Soon after my wife and I started dating she started taking birth control pills. I noted a difference rather quickly in her scent. I assumed it was an individual anomaly that would pass, I ignored it for awhile but then I couldn’t get over it. Finally, one day I told her and she stopped taking the pills a few weeks later the unusual scent was gone and everything went back to normal. Somehow I always thought I was crazy but not know.
Walter, thanks so much for your comment! You are not crazy.
:)
Beth
That’s really interesting. I’ve always felt like we underestimate the importance of our sense of smell.
hey, thanks LP!
beth
Perhaps we should leave some things in nature alone, although this is very amazing and interesting information! Thanks for the insights into this!
Thanks for your comment, Vickie.
We humans are, after all, just animals. We communicate information through scent. What does it mean when that information – and scent – gets mixed-up?
I’m looking forward to seeing more studies on this.
Animal testing for human medication is atrocious. How about just a study on humans. Anyway..as interesting as this is, it’s still an injustice to force medication on a participant that is unwilling to consent and whom it benefits in no way at all. Why don’t they just do it to our Military people instead..seeing as that’s part of the contract they sign.
Stephanie, I hear you.
I talked to Dr. Drea about this *extensively*.
First, it’s common for lab animals to be given birth control, so they don’t reproduce during the course of experiment. Drea just happened to document the before/after effects.
Second, Drea’s lemurs are treated very well. I personally got the impression they are loved and cared for.

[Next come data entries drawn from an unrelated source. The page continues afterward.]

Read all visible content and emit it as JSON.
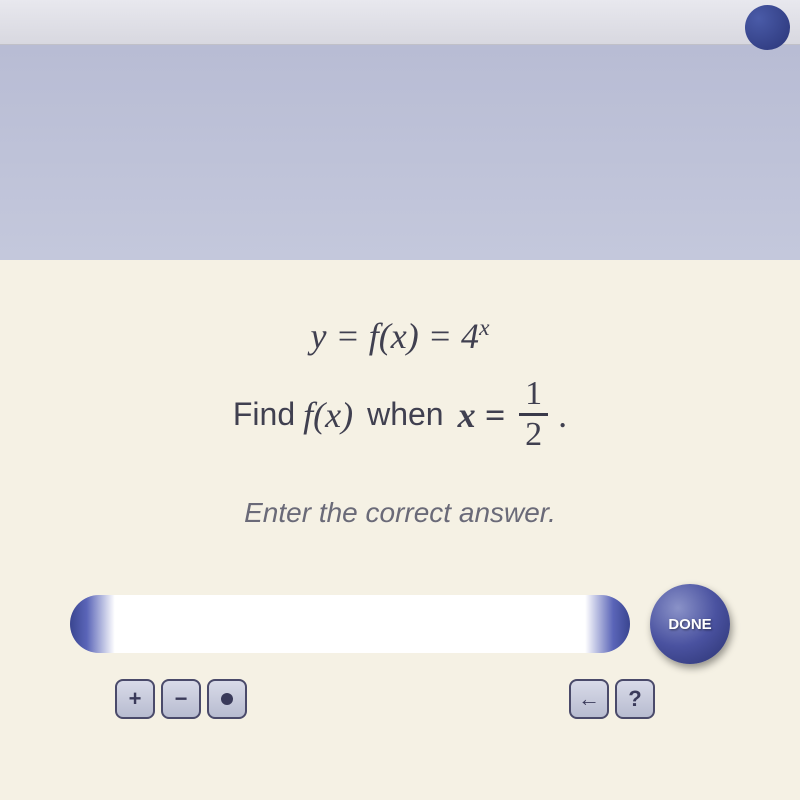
{
  "equation": {
    "line1_lhs": "y = f(x) = 4",
    "line1_exp": "x",
    "find_label": "Find",
    "fx_label": "f(x)",
    "when_label": "when",
    "x_eq_label": "x =",
    "frac_num": "1",
    "frac_den": "2",
    "period": "."
  },
  "instruction_text": "Enter the correct answer.",
  "done_label": "DONE",
  "tool_labels": {
    "plus": "+",
    "minus": "−",
    "back": "←",
    "help": "?"
  },
  "colors": {
    "header_band": "#b8bcd4",
    "content_bg": "#f5f1e4",
    "text_color": "#3a3a4a",
    "instruction_color": "#6a6a78",
    "button_gradient_light": "#8a92c8",
    "button_gradient_dark": "#2a3270",
    "input_accent": "#3a4590"
  }
}
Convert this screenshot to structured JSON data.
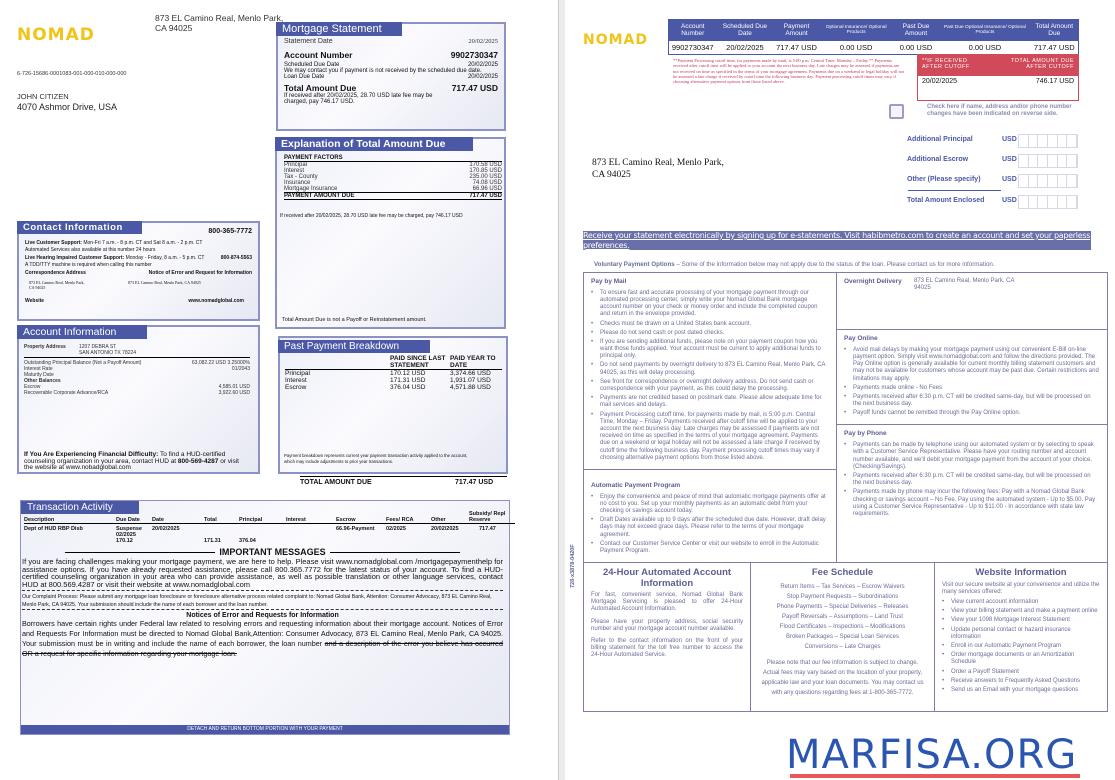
{
  "brand": {
    "name": "NOMAD",
    "color": "#f0c419",
    "accent": "#4a58a6",
    "alert": "#d04a5a"
  },
  "front": {
    "sender_address": [
      "873 EL Camino Real, Menlo Park,",
      "CA 94025"
    ],
    "barcode_line": "6-726-15686-0001083-001-000-010-000-000",
    "recipient": {
      "name": "JOHN CITIZEN",
      "address": "4070 Ashmor Drive, USA"
    },
    "statement": {
      "title": "Mortgage Statement",
      "date_label": "Statement   Date",
      "date": "20/02/2025",
      "account_label": "Account Number",
      "account": "9902730347",
      "sched_label": "Scheduled Due Date",
      "sched": "20/02/2025",
      "contact_note": "We may contact you if payment is not received by the scheduled due date.",
      "loan_label": "Loan Due Date",
      "loan": "20/02/2025",
      "total_label": "Total Amount Due",
      "total": "717.47 USD",
      "late_note": "If received after 20/02/2025, 28.70 USD late fee may be charged, pay 746.17 USD."
    },
    "explanation": {
      "title": "Explanation of Total Amount Due",
      "factors_label": "PAYMENT FACTORS",
      "items": [
        {
          "label": "Principal",
          "value": "170.58 USD"
        },
        {
          "label": "Interest",
          "value": "170.85 USD"
        },
        {
          "label": "Tax - County",
          "value": "235.00 USD"
        },
        {
          "label": "Insurance",
          "value": "74.08 USD"
        },
        {
          "label": "Mortgage Insurance",
          "value": "66.96 USD"
        }
      ],
      "total_label": "PAYMENT AMOUNT DUE",
      "total": "717.47 USD",
      "late_note": "If received after 20/02/2025, 28.70 USD late fee may be charged, pay 746.17 USD",
      "footer": "Total Amount Due is not a Payoff or Reinstatement amount."
    },
    "contact": {
      "title": "Contact Information",
      "phone": "800-365-7772",
      "live_label": "Live Customer Support:",
      "live": "Mon-Fri 7 a.m. - 8 p.m. CT and Sat 8 a.m. - 2 p.m. CT",
      "automated": "Automated Services also available at this number 24 hours",
      "hearing_label": "Live Hearing Impaired Customer Support:",
      "hearing": "Monday - Friday, 8 a.m. - 5 p.m. CT",
      "hearing_phone": "800-874-5563",
      "tdd": "A TDD/TTY machine is required when calling this number",
      "corr_label": "Correspondence Address",
      "notice_label": "Notice of Error and Request for Information",
      "corr_addr": "873 EL Camino Real, Menlo Park, CA 94025",
      "notice_addr": "873 EL Camino Real, Menlo Park, CA 94025",
      "website_label": "Website",
      "website": "www.nomadglobal.com"
    },
    "account": {
      "title": "Account Information",
      "property_label": "Property Address",
      "property": [
        "1207 DEBRA ST",
        "SAN ANTONIO TX 78224"
      ],
      "outstanding_label": "Outstanding Principal Balance (Not a Payoff Amount)",
      "outstanding": "63,082.22 USD",
      "rate_label": "Interest Rate",
      "rate": "3.25000%",
      "maturity_label": "Maturity Date",
      "maturity": "01/2043",
      "other_label": "Other Balances",
      "escrow_label": "Escrow",
      "escrow": "4,585.01 USD",
      "rca_label": "Recoverable Corporate Advance/RCA",
      "rca": "3,922.60 USD",
      "hardship_bold": "If You Are Experiencing Financial Difficulty:",
      "hardship": " To find a HUD-certified counseling organization in your area, contact HUD at ",
      "hud_phone": "800-569-4287",
      "hardship_tail": " or visit the website at www.nobadglobal.com"
    },
    "past": {
      "title": "Past Payment Breakdown",
      "col1": "PAID SINCE LAST STATEMENT",
      "col2": "PAID YEAR TO DATE",
      "rows": [
        {
          "label": "Principal",
          "since": "170.12 USD",
          "ytd": "3,374.66 USD"
        },
        {
          "label": "Interest",
          "since": "171.31 USD",
          "ytd": "1,931.07 USD"
        },
        {
          "label": "Escrow",
          "since": "376.04 USD",
          "ytd": "4,571.88 USD"
        }
      ],
      "note": "Payment breakdown represents current year payment transaction activity applied to the account, which may include adjustments to prior year transactions.",
      "total_label": "TOTAL AMOUNT DUE",
      "total": "717.47 USD"
    },
    "transactions": {
      "title": "Transaction Activity",
      "headers": [
        "Description",
        "Due Date",
        "Date",
        "Total",
        "Principal",
        "Interest",
        "Escrow",
        "Fees/ RCA",
        "Other",
        "Subsidy/ Repl Reserve"
      ],
      "row": {
        "description": "Dept of HUD RBP Disb",
        "due": "Suspense 02/2025 170.12",
        "date": "20/02/2025",
        "total": "171.31",
        "principal": "376.04",
        "escrow": "66.96-Payment",
        "fees": "02/2025",
        "other": "20/02/2025",
        "subsidy": "717.47"
      }
    },
    "important": {
      "title": "IMPORTANT MESSAGES",
      "body": "If you are facing challenges making your mortgage payment, we are here to help. Please visit www.nomadglobal.com /mortgagepaymenthelp for assistance options. If you have already requested assistance, please call 800.365.7772 for the latest status of your account. To find a HUD-certified counseling organization in your area who can provide assistance, as well as possible translation or other language services, contact HUD at 800.569.4287 or visit their website at www.nomadglobal.com",
      "complaint": "Our Complaint Process: Please submit any mortgage loan foreclosure or foreclosure alternative process related complaint to: Nomad Global Bank, Attention: Consumer Advocacy, 873 EL Camino Real, Menlo Park, CA 94025. Your submission should include the name of each borrower and the loan number.",
      "notices_title": "Notices of Error and Requests for Information",
      "notices": "Borrowers have certain rights under Federal law related to resolving errors and requesting information about their mortgage account. Notices of Error and Requests For Information must be directed to Nomad Global Bank,Attention: Consumer Advocacy, 873 EL Camino Real, Menlo Park, CA 94025. Your submission must be in writing and include the name of each borrower, the loan number",
      "notices_strike": "and a description of the error you believe has occurred OR a request for specific information regarding your mortgage loan.",
      "detach": "DETACH AND RETURN BOTTOM PORTION WITH YOUR PAYMENT"
    }
  },
  "coupon": {
    "headers": [
      "Account Number",
      "Scheduled Due Date",
      "Payment Amount",
      "Optional Insurance/ Optional Products",
      "Past Due Amount",
      "Past Due Optional Insurance/ Optional Products",
      "Total Amount Due"
    ],
    "values": [
      "9902730347",
      "20/02/2025",
      "717.47 USD",
      "0.00 USD",
      "0.00 USD",
      "0.00 USD",
      "717.47 USD"
    ],
    "cutoff_note": "**Payment Processing cutoff time, for payments made by mail, is 5:00 p.m. Central Time, Monday – Friday.** Payments received after cutoff time will be applied to your account the next business day. Late charges may be assessed if payments are not received on time as specified in the terms of your mortgage agreement. Payments due on a weekend or legal holiday will not be assessed a late charge if received by cutoff time the following business day. Payment processing cutoff times may vary if choosing alternative payment options from those listed above.",
    "after_label": "**IF RECEIVED AFTER CUTOFF",
    "after_total_label": "TOTAL AMOUNT DUE AFTER CUTOFF",
    "after_date": "20/02/2025",
    "after_total": "746.17 USD",
    "checkbox_label": "Check here if name, address and/or phone number changes have been indicated on reverse side.",
    "fields": [
      {
        "label": "Additional Principal",
        "currency": "USD"
      },
      {
        "label": "Additional Escrow",
        "currency": "USD"
      },
      {
        "label": "Other (Please specify)",
        "currency": "USD"
      },
      {
        "label": "Total Amount Enclosed",
        "currency": "USD"
      }
    ],
    "remit_address": [
      "873 EL Camino Real, Menlo Park,",
      "CA 94025"
    ]
  },
  "back": {
    "estatement": "Receive your statement electronically by signing up for e-statements. Visit habibmetro.com to create an account and set your paperless preferences.",
    "voluntary_label": "Voluntary Payment Options",
    "voluntary": " –  Some of the information below may not apply due to the status of the loan. Please contact us for more information.",
    "mail": {
      "title": "Pay by Mail",
      "items": [
        "To ensure fast and accurate processing of your mortgage payment through our automated processing center, simply write your Nomad Global Bank mortgage account number on your check or money order and include the completed coupon and return in the envelope provided.",
        "Checks must be drawn on a United States bank account.",
        "Please do not send cash or post dated checks.",
        "If you are sending additional funds, please note on your payment coupon how you want those funds applied. Your account must be current to apply additional funds to principal only.",
        "Do not send payments by overnight delivery to 873 EL Camino Real, Menlo Park, CA 94025, as this will delay processing.",
        "See front for correspondence or overnight delivery address. Do not send cash or correspondence with your payment, as this could delay the processing.",
        "Payments are not credited based on postmark date. Please allow adequate time for mail services and delays.",
        "Payment Processing cutoff time, for payments made by mail, is 5:00 p.m. Central Time, Monday – Friday. Payments received after cutoff time will be applied to your account the next business day. Late charges may be assessed if payments are not received on time as specified in the terms of your mortgage agreement. Payments due on a weekend or legal holiday will not be assessed a late charge if received by cutoff time the following business day. Payment processing cutoff times may vary if choosing alternative payment options from those listed above."
      ]
    },
    "overnight": {
      "title": "Overnight Delivery",
      "address": "873 EL Camino Real, Menlo Park, CA 94025"
    },
    "online": {
      "title": "Pay Online",
      "items": [
        "Avoid mail delays by making your mortgage payment using our convenient E-Bill on-line payment option. Simply visit www.nomadglobal.com and follow the directions provided. The Pay Online option is generally available for current monthly billing statement customers and may not be available for customers whose account may be past due. Certain restrictions and limitations may apply.",
        "Payments made online - No Fees",
        "Payments received after 6:30 p.m. CT will be credited same-day, but will be processed on the next business day.",
        "Payoff funds cannot be remitted through the Pay Online option."
      ]
    },
    "phone": {
      "title": "Pay by Phone",
      "items": [
        "Payments can be made by telephone using our automated system or by selecting to speak with a Customer Service Representative. Please have your routing number and account number available, and we'll debit your mortgage payment from the account of your choice. (Checking/Savings).",
        "Payments received after 6:30 p.m. CT will be credited same-day, but will be processed on the next business day.",
        "Payments made by phone may incur the following fees: Pay with a Nomad Global Bank checking or savings account – No Fee. Pay using the automated system - Up to $5.00. Pay using a Customer Service Representative - Up to $11.00 - In accordance with state law requirements."
      ]
    },
    "auto": {
      "title": "Automatic Payment Program",
      "items": [
        "Enjoy the convenience and peace of mind that automatic mortgage payments offer at no cost to you. Set up your monthly payments as an automatic debit from your checking or savings account today.",
        "Draft Dates available up to 9 days after the scheduled due date. However, draft delay days may not exceed grace days. Please refer to the terms of your mortgage agreement.",
        "Contact our Customer Service Center or visit our website to enroll in the Automatic Payment Program."
      ]
    },
    "automated": {
      "title": "24-Hour Automated Account Information",
      "paras": [
        "For fast, convenient service, Nomad Global Bank Mortgage Servicing is pleased to offer 24-Hour Automated Account Information.",
        "Please have your property address, social security number and your mortgage account number available.",
        "Refer to the contact information on the front of your billing statement for the toll free number to access the 24-Hour Automated Service."
      ]
    },
    "fees": {
      "title": "Fee Schedule",
      "lines": [
        "Return Items – Tax Services – Escrow Waivers",
        "Stop Payment Requests – Subordinations",
        "Phone Payments – Special Deliveries – Releases",
        "Payoff Reversals – Assumptions – Land Trust",
        "Flood Certificates – Inspections – Modifications",
        "Broken Packages – Special Loan Services",
        "Conversions – Late Charges"
      ],
      "note": "Please note that our fee information is subject to change. Actual fees may vary based on the location of your property, applicable law and your loan documents. You may contact us with any questions regarding fees at 1-800-365-7772."
    },
    "website": {
      "title": "Website Information",
      "intro": "Visit our secure website at your convenience and utilize the many services offered:",
      "items": [
        "View current account information",
        "View your billing statement and make a payment online",
        "View your 1098 Mortgage Interest Statement",
        "Update personal contact or hazard insurance information",
        "Enroll in our Automatic Payment Program",
        "Order mortgage documents or an Amortization Schedule",
        "Order a Payoff Statement",
        "Receive answers to Frequently Asked Questions",
        "Send us an Email with your mortgage questions"
      ]
    },
    "side_code": "728-x3878-0420F"
  },
  "watermark": {
    "text": "MARFISA.ORG",
    "color": "#2a56b0",
    "underline": "#e8585a"
  }
}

That was important to me, and it seems important to you.
As for why this experiment was done on lemurs and not on humans, that’s something I can’t entirely account for.
I’ll see if Dr. Drea can address the question on this website.
Yours truly,
Beth
To address Stephanie’s comment, Beth is correct. Dr. Drea’s research was not at all an experiment in testing drugs on animals. It was opportunistic. In fact, as Beth said, contraceptives are common in zoos throughout the world. This is actually to help maintain genetic variability within captive populations of animals. By preventing indiscriminate breeding, scientists/researchers/management teams are helping to prevent inbreeding depression, as well as helping to prevent overpopulation of animals that ultimately cannot (in most cases) be released in to the wild. There are actually teams of scientists who work together to monitor and manage captive populations for these reasons. While it’s unfortunate that we need to have captive populations, in cases when we do, it is in *everyone’s* best interest to be responsible with their management. This includes contraception.
…and Dr. Drea’s study is really interesting. Really makes us think about how we’re messing with our own sexual selection processes by artificially managing our own reproductive biology.